Data Protection Policy

DATA PROTECTION POLICY

The Parish Council recognises it must at times, keep and process sensitive and personal information concerning both employees and the public. It has adopted this policy to not only meet the legal obligations, but to ensure high standards of practice. The Parish Council is open about its operations and works closely with the community. In the case of information that is not personal or confidential, the Parish Council is prepared to make information available to the public. The types of information which are available is contained in the Council’s Publication Scheme which is based on the statutory model publication scheme for local councils.

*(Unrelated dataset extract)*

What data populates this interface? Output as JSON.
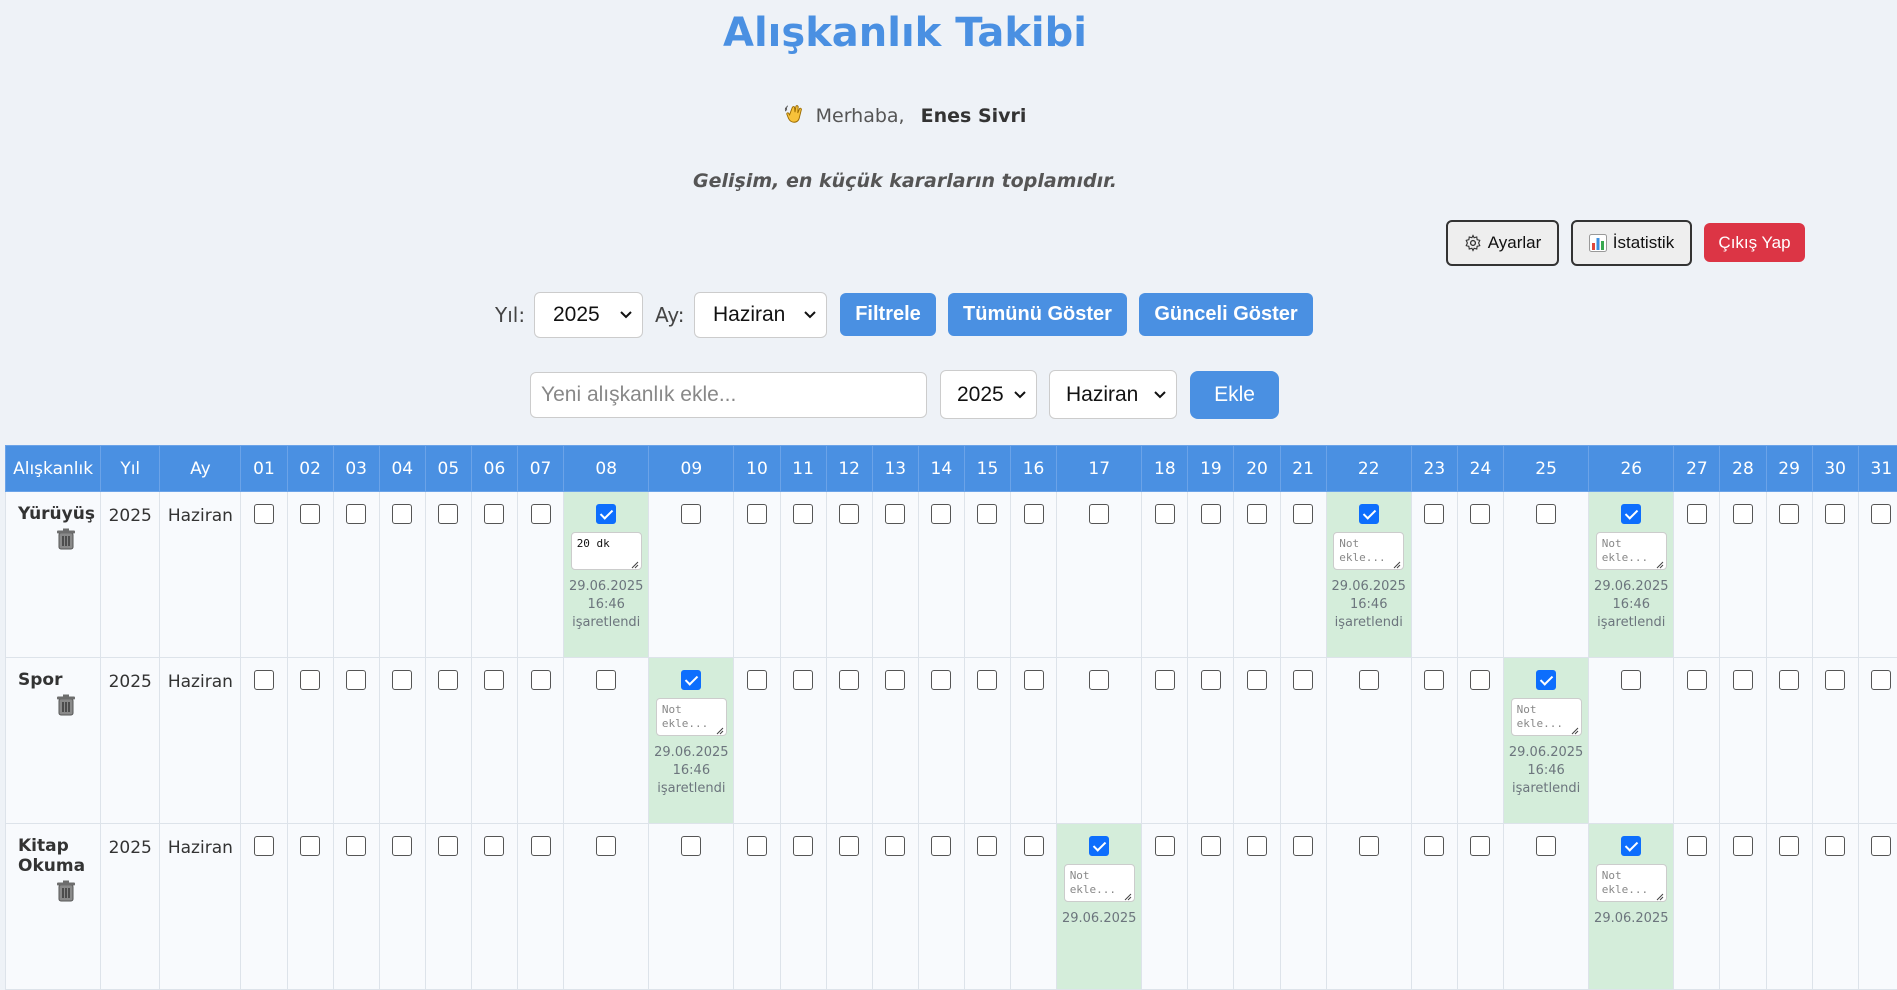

The Data Protection Act 1998 seeks to strike a balance between the rights of individuals and the sometimes competing interests of those with legitimate reasons for using personal information. The policy is based on these principles:

The Council will make any notifications required to the Information Commissioner’s Office under the Data Protection Act and periodically update the information.

DEFINITIONS 

For the purposes of this policy, “record” shall be interpreted to mean any papers, files, books, photographs, tapes, films, recordings or other documentary materials or any copies thereof, regardless of physical form, made, produced, executed or received by any employee in connection with the transaction of Newbold Astbury Parish Council’s business.

The term “electronic record” means any record which is created, received, maintained or stored on local workstations or central servers. Examples include, but are not limited to: email, word processing documents, spreadsheets and databases – including but not limited to file records, investigation reports, financial accounting records and payroll records.

“Official Records” are records maintained but not limited to Accounts (all financial records, VAT records, payroll records, bank accounts etc), electronic records, HR records (personnel records, insurance records etc) and Council Operation records (minutes, correspondence etc).

The Information Commissioner’s Office sets out the seven principles of the UK GDPR as:

• Lawfulness, fairness and transparency – the data must be processed in accordance with the law
• Purpose limitation – the data must only be collected for specified legitimate purposes
• Data minimalization – data should only be collected for the purposes for which they are processed
• Accuracy  – the data must be accurate or erased or rectified ‘without delay’. This is supported by the data subject’s ‘right to rectification’
• Storage limitation  – the data shouldn’t be kept in a form which permits identification of data subjects for longer than is necessary
• Integrity and confidentiality – electronic data should be kept in a password protected form or physical data under lock and key
• Accountability – the data controller (i.e. the Council) is responsible for complying with these principles.

Particular attention is paid to the processing of any sensitive personal information and the Council will ensure that at least one of the following conditions is met for personal information to be considered fairly processed:

• The individual has consented to the processing
• Processing is necessary for the performance of a contract with the individual
• Processing is required under a legal obligation
• Processing is necessary to protect the vital interests of the individual
• Processing is necessary to carry out public functions
• Processing is necessary in order to pursue the legitimate interests of the data controller or third parties.

The Council will provide information on personnel data to employees through the Employee handbook.

The Council will ensure that individuals on whom personal information is kept are aware of their rights and have access to that information on request.